Eu estava divagando sobre a ideia de tentar construir IAs cujos métodos de raciocínio seriam diferentes dos humanos. E o problema era o próprio construtor da IA, um humano. Ao construir, invariavelmente ia incutir no programa um vestígio do raciocínio humano. Oras, é para ele entender o próprio código! Uma possível “solução” seria criar IAs com potencial de serem criativas e de saberem se auto-replicar e no processo, analisarem todas as possibilidades de raciocínio que esses códigos criados pelas IAs replicantes poderiam ter. Será que numa dessas iterações ia esbarrar numa abordagem nunca antes vista por um humano e provavelmente incompreensível?

Aí penso na transformação de conceitos. Quando uma transformação é aplicada para facilitar o entendimento mútuo entre IAs e humanos, é inevitável a perda de informação no caminho. Reutilizando uma ideia do post anterior, você, um ser de 3D, ao tentar explicar a um ser de 2D como é um cubo, vai ter que simplificar e usar analogias que só farão sentido ao ser bidimensional se forem compostas de conceitos conhecidos naquele mundo flatland. Ou seja, falando algo do tipo “imagine um quadrado e mova ele numa direção perpendicular ao seu plano”. O ser 2D vai ter boas dificuldades para imaginar isso, já que é pouco comum a noção de criar direções ortogonais à realidade espacial em que vive.
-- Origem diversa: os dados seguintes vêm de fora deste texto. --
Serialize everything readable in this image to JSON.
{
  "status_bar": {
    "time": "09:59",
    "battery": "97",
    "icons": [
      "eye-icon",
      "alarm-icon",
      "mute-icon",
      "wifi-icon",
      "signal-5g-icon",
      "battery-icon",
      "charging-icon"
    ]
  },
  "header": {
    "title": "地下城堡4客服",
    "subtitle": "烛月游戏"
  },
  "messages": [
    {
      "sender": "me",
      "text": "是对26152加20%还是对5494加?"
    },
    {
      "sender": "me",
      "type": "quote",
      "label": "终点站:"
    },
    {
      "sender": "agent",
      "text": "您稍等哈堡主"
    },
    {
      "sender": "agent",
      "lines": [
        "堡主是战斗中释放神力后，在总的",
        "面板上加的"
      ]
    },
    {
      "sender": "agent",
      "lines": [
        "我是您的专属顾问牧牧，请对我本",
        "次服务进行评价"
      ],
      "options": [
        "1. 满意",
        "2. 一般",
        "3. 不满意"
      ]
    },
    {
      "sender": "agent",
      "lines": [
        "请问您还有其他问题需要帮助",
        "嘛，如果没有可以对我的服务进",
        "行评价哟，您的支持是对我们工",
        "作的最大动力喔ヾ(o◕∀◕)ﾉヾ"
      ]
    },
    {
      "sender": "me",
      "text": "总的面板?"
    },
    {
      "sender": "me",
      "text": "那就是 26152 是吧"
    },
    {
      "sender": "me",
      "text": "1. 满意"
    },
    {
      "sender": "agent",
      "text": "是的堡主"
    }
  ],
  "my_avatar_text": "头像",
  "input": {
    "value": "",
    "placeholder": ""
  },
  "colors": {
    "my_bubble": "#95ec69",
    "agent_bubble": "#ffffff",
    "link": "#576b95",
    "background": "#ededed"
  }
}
E o que isso tem a ver com IAs? É que caso as IAs cheguem no ponto de poderem se replicar e ainda modificar seu código e tudo o que mais compor sua entidade artificial, pode chegar ao ponto de não ser mais legível para nós. Mesmo que essas IAs queiram se comunicar conosco (sem entrar em modo Skynet, espero), pode ser ainda incompreensível para nós, como a “Technocore” da série Hyperion, de Dan Simmons (uma das séries de FC mais formidáveis que já li).

E caso tentemos entender, usando analogias, vamos perder umas informações. Será que há maneiras de suplantar essas barreiras da perda de informação? Se chegarmos à Singularidade, bom, não sei o que pode acontecer. Mas definitivamente vai ser algo fora do nosso controle e da compreensão.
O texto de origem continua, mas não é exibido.